Foi necessário deslocar-me às instalações da Santa Casa da Misericórdia de Arganil, o que nunca fizera antes, apesar das inúmeras viagens que, em tempos, me proporcionaram conhecimento profundo da Vila e das pessoas – de algumas pessoas – com quem partilhei ensinamentos e experiências inesquecíveis. O tempo de espera para uma conversa com figura proeminente da Medicina foi suficiente para um pequeno passeio pelas instalações da Instituição; vi obra recente, alterações arquitectónicas que redimensionaram espaços, e até o busto do Dr. Fernando Vale mudou de sítio, embora se mantenha visível em local digno. Não fui adiante, porque a memória "disse" para ficar e olhar – olhei!
O tempo de meditação foi curto, mas a imagem daquela figura que conheci de perto e me honrou com amizade fraterna, acompanhou-me pelo resto da tarde. À esquerda de quem entra no Hospital, continua exposto o consultório de outro ilustre cidadão, de seu nome Adolfo Rocha, médico dentista de outros tempos, de quem a História pouco diz, mas eleva às alturas do sublime quando acrescenta o pseudónimo de Miguel Torga. Outra pausa na viagem e deixei-me ficar, mirando com minúcia os objectos.
"Desfiz-me do consultório. Mil circunstâncias adversas conjugaram-se nesse sentido. E adeus meu velho reduto onde durante tantos anos lutei como homem, médico e poeta.
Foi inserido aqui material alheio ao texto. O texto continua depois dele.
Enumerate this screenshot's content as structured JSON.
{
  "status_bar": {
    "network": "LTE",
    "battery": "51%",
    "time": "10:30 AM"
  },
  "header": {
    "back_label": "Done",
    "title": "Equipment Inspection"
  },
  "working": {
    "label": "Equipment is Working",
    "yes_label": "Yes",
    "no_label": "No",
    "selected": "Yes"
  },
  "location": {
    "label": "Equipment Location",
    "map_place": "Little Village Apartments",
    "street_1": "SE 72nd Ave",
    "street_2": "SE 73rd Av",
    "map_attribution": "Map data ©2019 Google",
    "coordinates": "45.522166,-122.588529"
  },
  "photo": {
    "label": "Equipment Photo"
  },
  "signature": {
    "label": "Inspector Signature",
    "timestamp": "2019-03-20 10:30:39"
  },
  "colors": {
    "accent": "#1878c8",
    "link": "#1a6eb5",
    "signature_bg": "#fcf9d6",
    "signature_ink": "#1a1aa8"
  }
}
Ofereci o material cirúrgico ao Hospital da Misericórdia (de Arganil) onde durante anos operei, e o mobiliário à Junta de Freguesia de S. Martinho" – escreveu Torga em Junho de 1992
Fernando Vale e Miguel Torga - ali, quase de "braço dado"…
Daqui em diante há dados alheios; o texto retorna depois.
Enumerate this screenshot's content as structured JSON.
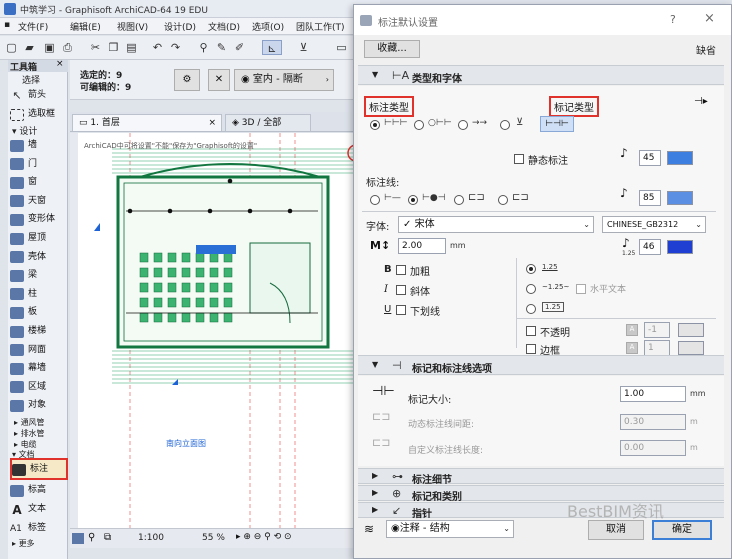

Do que conheço da obra do Torga, partilho com a "minha verdade" a sua opinião sobre o Homem, que diz ser "…por desgraça, uma solidão: nascemos sós, vivemos sós e morremos sós"! Revejo-me nesta frase e numa outra onde retrata o beirão (que também sou, de peito aberto aos ventos que sopram da serra do Açor), como teimoso e cabeçudo!
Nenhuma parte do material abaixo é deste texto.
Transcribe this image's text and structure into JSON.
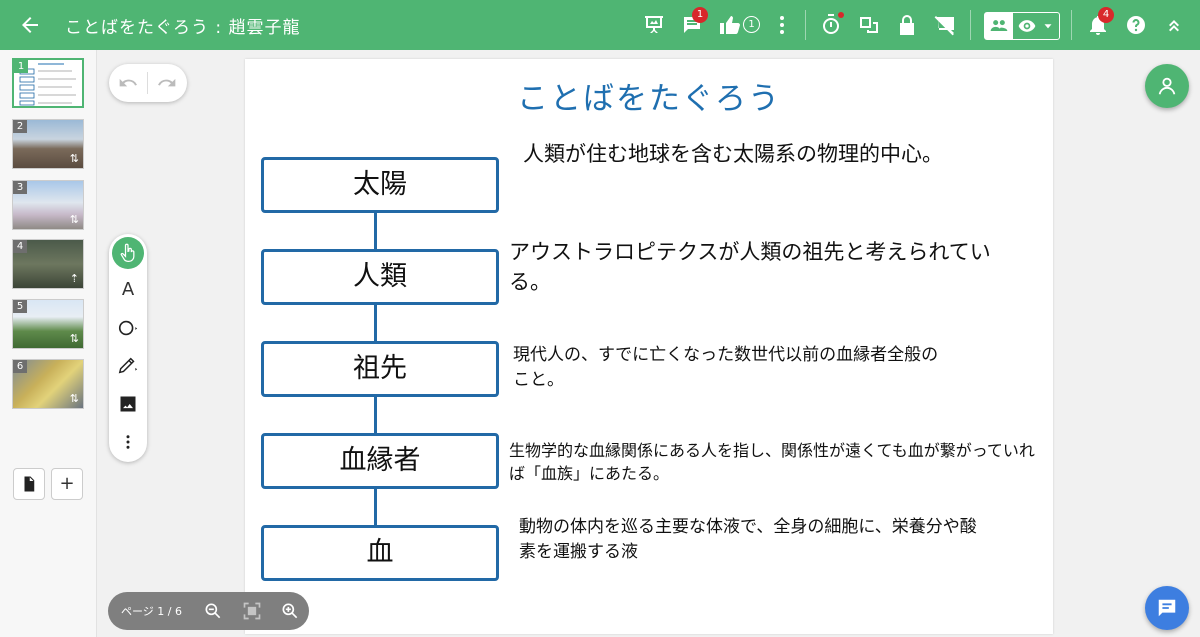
{
  "header": {
    "title": "ことばをたぐろう : 趙雲子龍",
    "comment_badge": "1",
    "like_count": "1",
    "notification_badge": "4"
  },
  "sidebar": {
    "slides": [
      {
        "num": "1",
        "active": true
      },
      {
        "num": "2"
      },
      {
        "num": "3"
      },
      {
        "num": "4"
      },
      {
        "num": "5"
      },
      {
        "num": "6"
      }
    ]
  },
  "slide": {
    "title": "ことばをたぐろう",
    "items": [
      {
        "term": "太陽",
        "desc": "人類が住む地球を含む太陽系の物理的中心。"
      },
      {
        "term": "人類",
        "desc": "アウストラロピテクスが人類の祖先と考えられている。"
      },
      {
        "term": "祖先",
        "desc": "現代人の、すでに亡くなった数世代以前の血縁者全般のこと。"
      },
      {
        "term": "血縁者",
        "desc": "生物学的な血縁関係にある人を指し、関係性が遠くても血が繋がっていれば「血族」にあたる。"
      },
      {
        "term": "血",
        "desc": "動物の体内を巡る主要な体液で、全身の細胞に、栄養分や酸素を運搬する液"
      }
    ]
  },
  "zoom": {
    "page_label": "ページ 1 / 6"
  },
  "colors": {
    "topbar": "#4fb573",
    "accent_blue": "#2269a6",
    "title_blue": "#1f6fb0",
    "chat_fab": "#3d7ee0"
  }
}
De Fernando Vale recordo anos, (apesar de poucos - é sempre pouco o tempo que os Mestres nos concedem!), e momentos passados na sua casa de Coja, onde eu (e os outros…), de pé e à ordem, atentamente, aprendíamos os segredos da palavra perdida, e desenvolvíamos o espírito de modo a construirmos, cada um por si, o templo interior da tolerância e da fraternidade. Por vezes, na sala, a meio da conversa, se havia incertezas, o Mestre, delicadamente, pedia: "…por favor, naquela prateleira, não se importa de me trazer o livro (…)" – e a dúvida morria naquele instante!
Por ali, tudo parecia justo e perfeito, cada coisa no seu lugar, cada lugar para cada coisa, que tanto podia ser um livro, jornais, documentos - um autêntico acervo de "sabedoria com alma".Imaginei-me, vezes sem conta, sentadado na cadeira usada por Miguel Torga, Moura Pinto, Edmundo Pedro, Soares…
Lá fora, no pátio interior, a videira que Torga plantou em 1954, continuava viçosa…
O tempo de espera, nas instalações da Santa Casa da Misericórdia, chegara ao fim. Nunca como naquele dia, que me lembre, o atraso de um médico foi tão "abençoado"!
De regresso a casa, remexi nas coisas que guardo com estima, folheei e li opúsculos de Carlos Teixeira e Luís Vale, "perdi-me" com os desenhos do Alberto Péssimo e deliciei-me com a poesia de António Arnault. Como dizia o Mestre, citando Dostoievski, só a beleza salvará o mundo…
Depois, tive o atrevimento de me abalançar a esta croniqueta.